Un retour sur l’itinéraire de celui qui fut mon professeur à Sciences-Po, puis mon second directeur de thèse et d’HDR, permet de mieux le comprendre. Sa trajectoire est profondément ancrée à Grenoble, et singulièrement à Sciences-Po, mais elle sillonne les deux hémisphères. Sans doute est-ce à la fois dans ses gènes et son éducation initiale. Né en Egypte, il fait ses études à Beyrouth (sciences éco et sociologie) avant de venir en 1967 à Sciences po. Il voulait se former sur l’Europe pour être fonctionnaire international. Que nenni : il va passer l’agrégation de Sciences politiques en France à 29 ans – pourquoi attendre ? –, puis partir à UCLA où il occupe durant un semestre la chaire de Malcom Kerr. Il revient à Grenoble comme professeur à Sciences Po et pour s’y voir confier la direction à 33 ans dans la foulée. L’âge de l’innocence et de l’énergie : il s’engage, pressé par Claude Domenach et Jean-Louis Quermonne, soutenu par François d’Arcy et Frédéric Bon, à le réformer en profondeur pour l’adapter, déjà, aux défis de l’enseignement supérieur. Nous sommes en 1981, et à cette époque Sciences po a besoin d’un sacré coup de torchon et de modernisation, ne serait-ce que parce que les dinosaures de l’époque marxiste sont encore en place. Une tâche qui en a enseveli bien d’autres sous les réunions, les corporatismes, les rigidités d’un système français qui n’en a aujourd’hui encore pas fini d’essayer de muter. Energique et « pas lié par les usages », il se met à l’ouvrage. Pendant 7 ans, il pose les fondations de l’établissement que l’on connaît aujourd’hui : il installe la commissions scientifique, construit le service de relations internationales pour en faire autre chose qu’un bureau de voyage, négocie avec le Ministère des réductions de service pour les enseignants croulant sous l’innovation pédagogique. Il arrache des postes de professeur à Paris à une époque de pénurie. Ses étudiants bénéficient de son réseau international et on les retrouve en poste au Moyen-Orient, aux Etats-Unis, au Canada, à Singapour et ailleurs.

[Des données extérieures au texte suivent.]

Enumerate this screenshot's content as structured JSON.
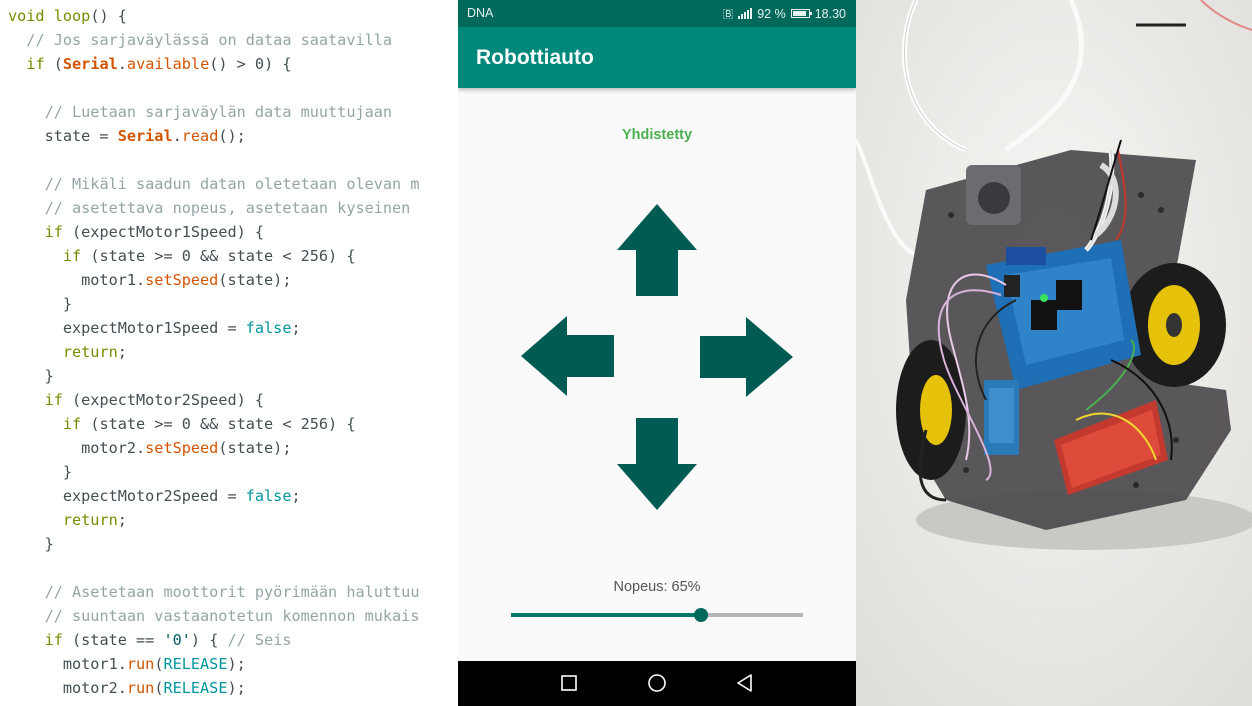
{
  "code": {
    "lines": [
      [
        [
          "kw",
          "void"
        ],
        [
          "pl",
          " "
        ],
        [
          "kw",
          "loop"
        ],
        [
          "pl",
          "() {"
        ]
      ],
      [
        [
          "pl",
          "  "
        ],
        [
          "cm",
          "// Jos sarjaväylässä on dataa saatavilla"
        ]
      ],
      [
        [
          "pl",
          "  "
        ],
        [
          "kw",
          "if"
        ],
        [
          "pl",
          " ("
        ],
        [
          "obj",
          "Serial"
        ],
        [
          "pl",
          "."
        ],
        [
          "fn",
          "available"
        ],
        [
          "pl",
          "() > 0) {"
        ]
      ],
      [],
      [
        [
          "pl",
          "    "
        ],
        [
          "cm",
          "// Luetaan sarjaväylän data muuttujaan"
        ]
      ],
      [
        [
          "pl",
          "    state = "
        ],
        [
          "obj",
          "Serial"
        ],
        [
          "pl",
          "."
        ],
        [
          "fn",
          "read"
        ],
        [
          "pl",
          "();"
        ]
      ],
      [],
      [
        [
          "pl",
          "    "
        ],
        [
          "cm",
          "// Mikäli saadun datan oletetaan olevan m"
        ]
      ],
      [
        [
          "pl",
          "    "
        ],
        [
          "cm",
          "// asetettava nopeus, asetetaan kyseinen"
        ]
      ],
      [
        [
          "pl",
          "    "
        ],
        [
          "kw",
          "if"
        ],
        [
          "pl",
          " (expectMotor1Speed) {"
        ]
      ],
      [
        [
          "pl",
          "      "
        ],
        [
          "kw",
          "if"
        ],
        [
          "pl",
          " (state >= 0 && state < 256) {"
        ]
      ],
      [
        [
          "pl",
          "        motor1."
        ],
        [
          "fn",
          "setSpeed"
        ],
        [
          "pl",
          "(state);"
        ]
      ],
      [
        [
          "pl",
          "      }"
        ]
      ],
      [
        [
          "pl",
          "      expectMotor1Speed = "
        ],
        [
          "lit",
          "false"
        ],
        [
          "pl",
          ";"
        ]
      ],
      [
        [
          "pl",
          "      "
        ],
        [
          "kw",
          "return"
        ],
        [
          "pl",
          ";"
        ]
      ],
      [
        [
          "pl",
          "    }"
        ]
      ],
      [
        [
          "pl",
          "    "
        ],
        [
          "kw",
          "if"
        ],
        [
          "pl",
          " (expectMotor2Speed) {"
        ]
      ],
      [
        [
          "pl",
          "      "
        ],
        [
          "kw",
          "if"
        ],
        [
          "pl",
          " (state >= 0 && state < 256) {"
        ]
      ],
      [
        [
          "pl",
          "        motor2."
        ],
        [
          "fn",
          "setSpeed"
        ],
        [
          "pl",
          "(state);"
        ]
      ],
      [
        [
          "pl",
          "      }"
        ]
      ],
      [
        [
          "pl",
          "      expectMotor2Speed = "
        ],
        [
          "lit",
          "false"
        ],
        [
          "pl",
          ";"
        ]
      ],
      [
        [
          "pl",
          "      "
        ],
        [
          "kw",
          "return"
        ],
        [
          "pl",
          ";"
        ]
      ],
      [
        [
          "pl",
          "    }"
        ]
      ],
      [],
      [
        [
          "pl",
          "    "
        ],
        [
          "cm",
          "// Asetetaan moottorit pyörimään haluttuu"
        ]
      ],
      [
        [
          "pl",
          "    "
        ],
        [
          "cm",
          "// suuntaan vastaanotetun komennon mukais"
        ]
      ],
      [
        [
          "pl",
          "    "
        ],
        [
          "kw",
          "if"
        ],
        [
          "pl",
          " (state == "
        ],
        [
          "str",
          "'0'"
        ],
        [
          "pl",
          ") { "
        ],
        [
          "cm",
          "// Seis"
        ]
      ],
      [
        [
          "pl",
          "      motor1."
        ],
        [
          "fn",
          "run"
        ],
        [
          "pl",
          "("
        ],
        [
          "lit",
          "RELEASE"
        ],
        [
          "pl",
          ");"
        ]
      ],
      [
        [
          "pl",
          "      motor2."
        ],
        [
          "fn",
          "run"
        ],
        [
          "pl",
          "("
        ],
        [
          "lit",
          "RELEASE"
        ],
        [
          "pl",
          ");"
        ]
      ]
    ]
  },
  "phone": {
    "status_bar": {
      "carrier": "DNA",
      "battery_text": "92 %",
      "battery_level": 0.92,
      "time": "18.30",
      "icons": [
        "bluetooth-icon",
        "signal-icon",
        "battery-icon"
      ]
    },
    "app_bar": {
      "title": "Robottiauto"
    },
    "connection_status": "Yhdistetty",
    "arrow_color": "#005c53",
    "controls": [
      "up-arrow-icon",
      "left-arrow-icon",
      "right-arrow-icon",
      "down-arrow-icon"
    ],
    "speed": {
      "label": "Nopeus: 65%",
      "value": 0.65
    },
    "nav_buttons": [
      "recents-icon",
      "home-icon",
      "back-icon"
    ]
  },
  "colors": {
    "accent": "#00897b",
    "status_bar": "#00695c",
    "connected": "#4caf50"
  }
}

Pourquoi est-il venu à Grenoble, dont la centralité n’est pas manifeste ? Appelé par UCLA, parti temporairement à Aix-en-Provence, invité à répétition au Japon, pourquoi y est-il revenu et resté aujourd’hui ? D’abord parce que Sciences-Po a une taille « humaine », peut se transformer plus vite que les grosses machines universitaires : il brûle de le mettre à niveau au début des années quatre-vingt. Il analyse la plus value de la maison : son enseignement vise à faire prendre conscience aux étudiants de ce qu’ils sont capables de faire. A apprendre que tout est possible. Et à les tirer au niveau de leurs professeurs. Mais Grenoble est trop petit : à nouveau il lui faut plus large, global. Le modèle est bon, il faut l’exporter. Consultant pour le ministère des affaires étrangères dès 1987 et jusqu’à 2003, il multiplie son investissement dans les formations de type « sciences po » à l’étranger : Istanbul (Marmara puis Galatasaray), Jérusalem (Birzeit), Minsk (l’université humanitaire européenne), Beyrouth (la formation doctorale de l’USJ), Le Caire (la Faculté de sciences économiques et politiques).

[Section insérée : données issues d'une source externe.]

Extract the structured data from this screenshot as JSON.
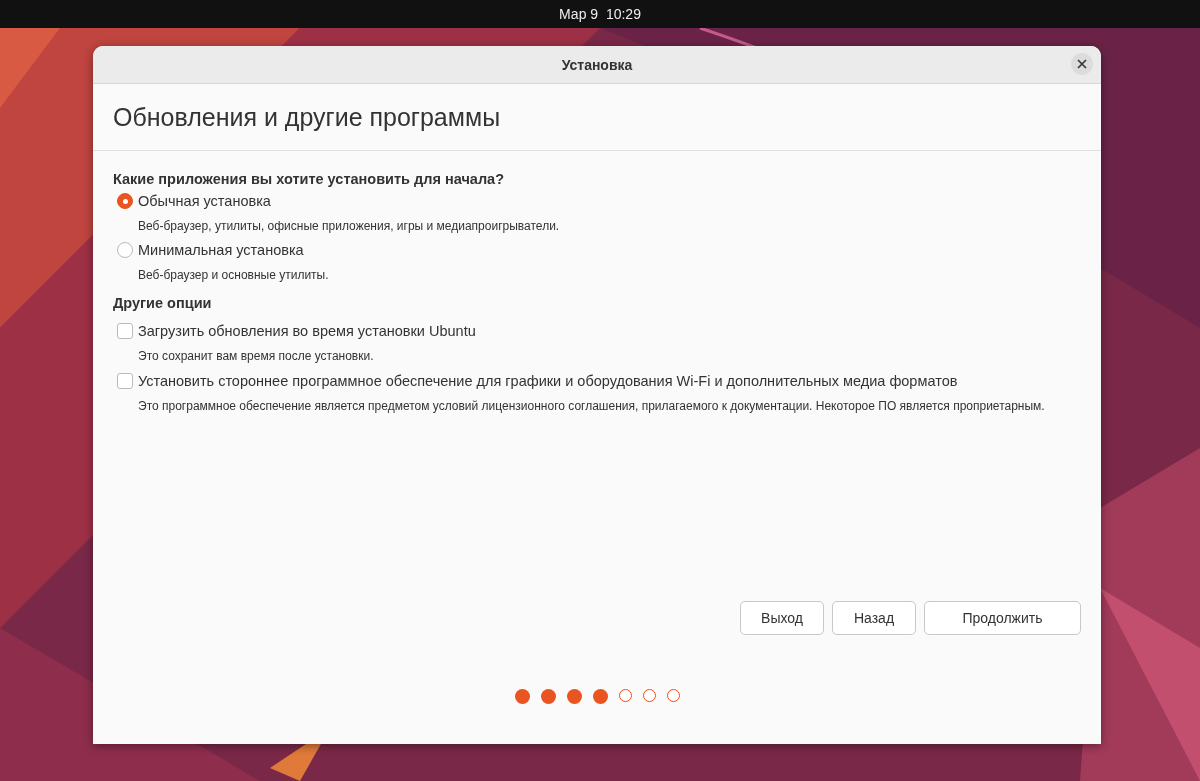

Venu d’ailleurs, toujours ici et en même temps là-bas, il sait tout faire très jeune : il dirige un établissement universitaire, est expert pour le gouvernement, siège des années au CNRS, à l’ENA, à la FNSP, à l’Ecole Polytechnique, quitte à avoir quelques regrets semés ici où là, le long de sa route. Faire entrer le monde dans un institut d’études politiques suppose de pousser fort et peut laisser des courbatures. Son mentor et ami Frédéric Bon lui dit en 1987 au moment où il décida bien avant l’heure de laisser à François D’Arcy la direction de sciences po : « tu as greffé un moteur turbo sur une 2CV ». Peut-être est-ce pour aller plus vite que le voilà aujourd’hui associé au Collège d’Etudes Mondiales de Paris, et au Center for Organisation Design de l’Université d’Arizona à Phoenix. Quand je vous disais global.